Guest article

Understanding the French consumer attitude towards baked goods

By Gill Hyslop

- Last updated on GMT

The French consumer's attitude towards baked goods is rapidly shifting. Pic: GettyImages/stockfour
The French consumer's attitude towards baked goods is rapidly shifting. Pic: GettyImages/stockfour

Related tags FMCG Gurus Online shopping France Bakery market Shelf life pre packed baked goods Bread viennoiserie artisan

With the advent of everything from online shopping to trends like ‘good for me and ‘good for the Earth’, insights show the French consumer’s attitude to baked goods is rapidly changing. Andrew Crofts, senior research analyst at FMCG Gurus, delves deeper.

Pre-packaged products dominate the French bakery market.

Looking at FMCG Gurus research from the 2019 France Pre-Packaged Bakery Survey (1,000 respondents), we see that bread is the most popular product eaten at least once a day, consumed by 45% of consumers.

Crispbread then overtakes to become the most commonly consumed product at least once a week, with 75% against the 70% who consume bread on a weekly basis.

Bread still holds a strong traditional position as a daily staple – significantly ahead of most other products – but the success of crispbreads over the longer period indicates there is a shift towards other products as a snack option, possibly as part of weight-loss or healthy eating regimes.

Fresh bakery

FMCG Gurus’s 2019 Fresh Bakery Survey (1,000 respondents) reveals savoury bread products are the most popular item over the course of the week (56%), followed closely by viennoiserie (54%), indicating a tendency towards more snack-like products in the fresh bakery category.

Insights show these are products are most often eaten at lunch or in the afternoon – 69% of savoury bread products are consumed in the afternoon and 67% of viennoiserie at lunch – suggesting they are commonly enjoyed as treats or snacks.

This fits with a general pattern of consumers moving away from set, sit-down meals, and towards on-the-go options: meals that are less structure and more likely to be eaten on-the-go.

In many ways, fresh bakery is the ideal category for this, as these are sold in cafes and artisanal bakeries, as well as supermarket or convenience outlets. Indeed, both viennoiseries and savoury bread products are most commonly bought in supermarkets, where they are often advertised as convenient treats for on-the-go.
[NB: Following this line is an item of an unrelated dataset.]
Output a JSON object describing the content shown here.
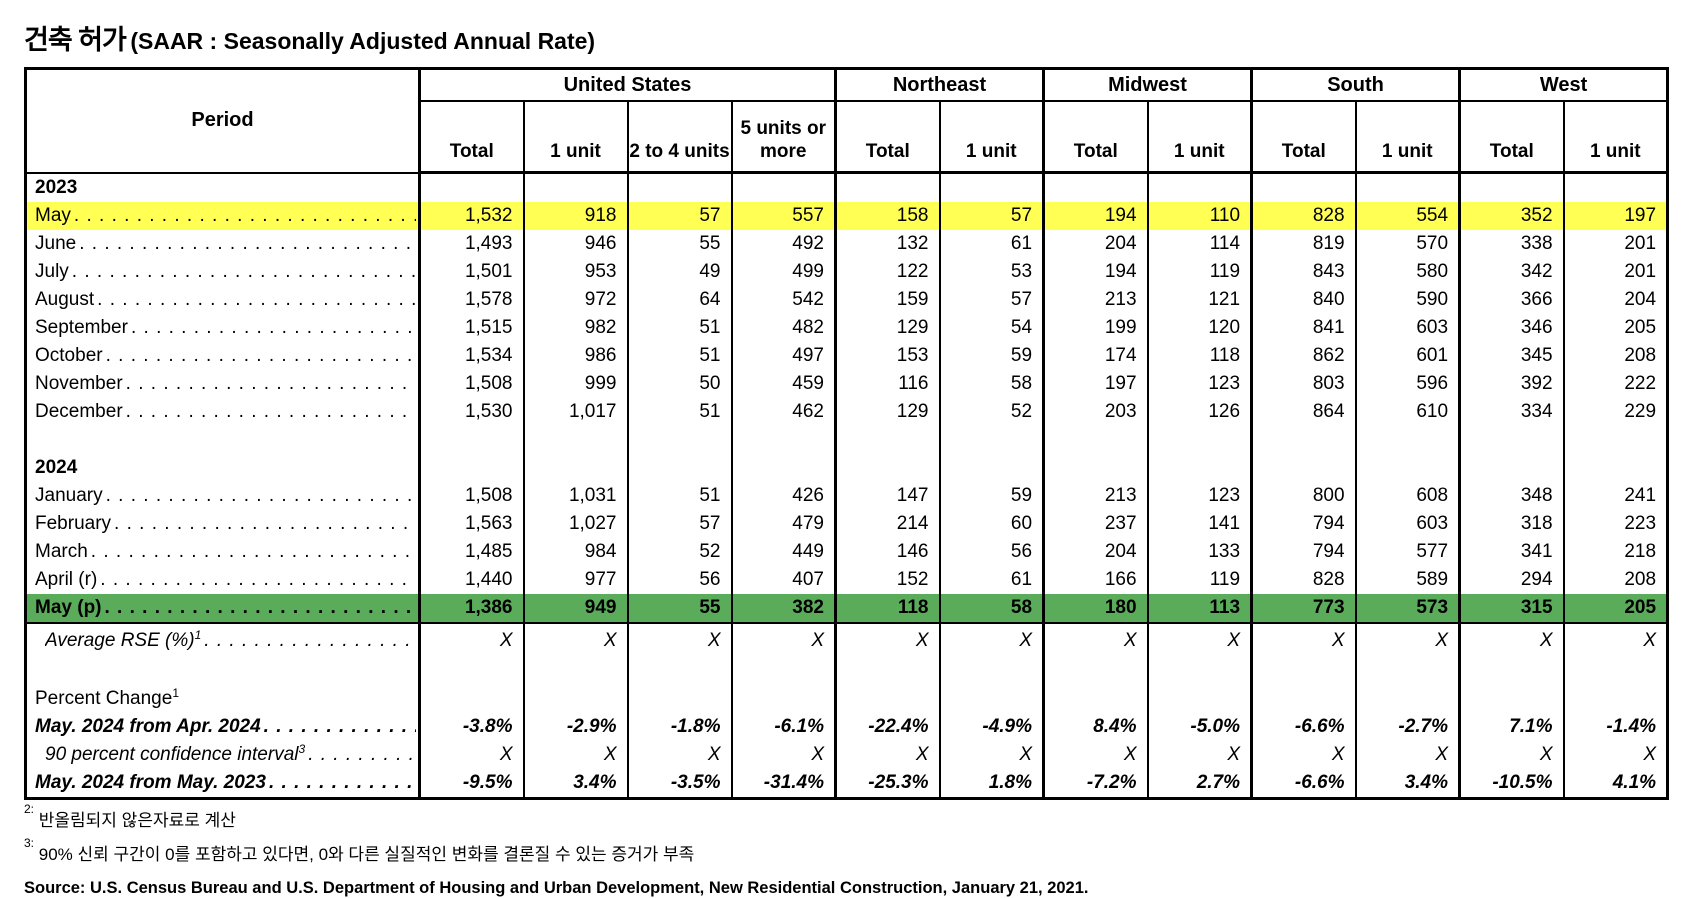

Consumer insight shows supermarkets are also the most popular point for the purchase of pre-packaged bakery products, with almost two-thirds of all consumers – and as high as 89% in the sourdough bread category – regularly buying baked goods in these outlets.

Despite the dominance of the supermarket, however, other channels are growing in popularity.
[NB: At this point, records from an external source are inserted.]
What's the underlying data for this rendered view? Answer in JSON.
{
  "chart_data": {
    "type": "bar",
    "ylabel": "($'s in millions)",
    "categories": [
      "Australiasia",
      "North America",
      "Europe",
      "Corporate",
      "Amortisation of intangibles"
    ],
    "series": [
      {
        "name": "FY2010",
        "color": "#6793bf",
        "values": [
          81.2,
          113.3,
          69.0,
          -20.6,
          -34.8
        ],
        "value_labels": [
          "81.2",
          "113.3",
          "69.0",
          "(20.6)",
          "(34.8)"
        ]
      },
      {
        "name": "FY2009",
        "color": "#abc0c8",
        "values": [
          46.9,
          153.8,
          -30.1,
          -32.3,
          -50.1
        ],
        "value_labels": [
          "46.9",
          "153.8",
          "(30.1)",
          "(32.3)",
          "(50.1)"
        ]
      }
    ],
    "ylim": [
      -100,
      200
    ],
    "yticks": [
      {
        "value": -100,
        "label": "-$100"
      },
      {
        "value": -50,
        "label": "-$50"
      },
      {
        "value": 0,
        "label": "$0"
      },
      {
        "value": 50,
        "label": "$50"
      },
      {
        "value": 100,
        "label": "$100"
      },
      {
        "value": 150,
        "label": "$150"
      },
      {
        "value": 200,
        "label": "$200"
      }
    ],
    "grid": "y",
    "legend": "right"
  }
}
Artisanal bakeries are becoming increasingly prevalent, with almost a third of all consumers buying fresh and pre-packaged baked goods from an artisan or independent high street baker. Fresh edges ahead here (31%,), but pre-packaged is close behind (29%), suggesting these sellers have secured a strong position with both categories.

Online shopping

A newer development in the food industry over the past couple of decades is the emergence of online shopping. Approximately 56% of French consumers indicate they are willing to purchase bakery products online, with treats like viennoiserie and ball donuts being the most popular items (81% each).

This suggests consumers are as likely to succumb to impulse purchases when shopping online as they are in person.

The primary reasons some consumers are unwilling to purchase online are simple: firstly, they prefer to choose product themselves as they do not trust retailers to send them the best possible product; and secondly, they are concerned about the freshness of the product as it is picked and transported.

Freshness is vital to consumer satisfaction, partly due to potential issues with flavour and enjoyment, and partly due to worries about shelf life and product longevity.

However, 65% of those who refuse to purchase online say they could be encouraged to do so if they received reassurance about product selection, delivery, freshness and shelf life. Only 13% of overall consumers indicated they could not be convinced to purchase baked goods online at all, suggesting a total distrust of the process.

Re-evaluating health

Despite these concerns, the internet is not the first choice of avenue for the purchase of fresh or pre-packaged baked goods. Only 32% of consumers said they checked for freshness all or most of the time, most likely checking this for baguettes (57%) in prepackaged, and muffins/cupcakes (59%) in fresh.

More popular claims vary: consumers are most likely to want their fresh-baked goods allergen-free (40%), and their pre-packaged products to be low in sugar and high in fibre (both 40%). The focus on allergy claims indicates consumers are wary that products are not produced in ‘clean’ factories and prefer to ensure their dietary needs are met with a more artisanal product

The focus on fibre and sugar is a sign of consumers leaning towards a healthier lifestyle. Making the food you eat work harder for you without significantly changing your diet is an increasingly common theme, part of what FMCG Gurus describes as the ‘Re-evaluating health’ trend.

The modern world has brought enormous technological benefits, and these are changing how consumers see every aspect of their shopping experience.

Whether it is what goes into the food they eat; what products they favour and why; or even the motivations and need states that drive how they make a purchase; consumer insights show attitudes have shifted and, more than ever before, it is vital to keep up.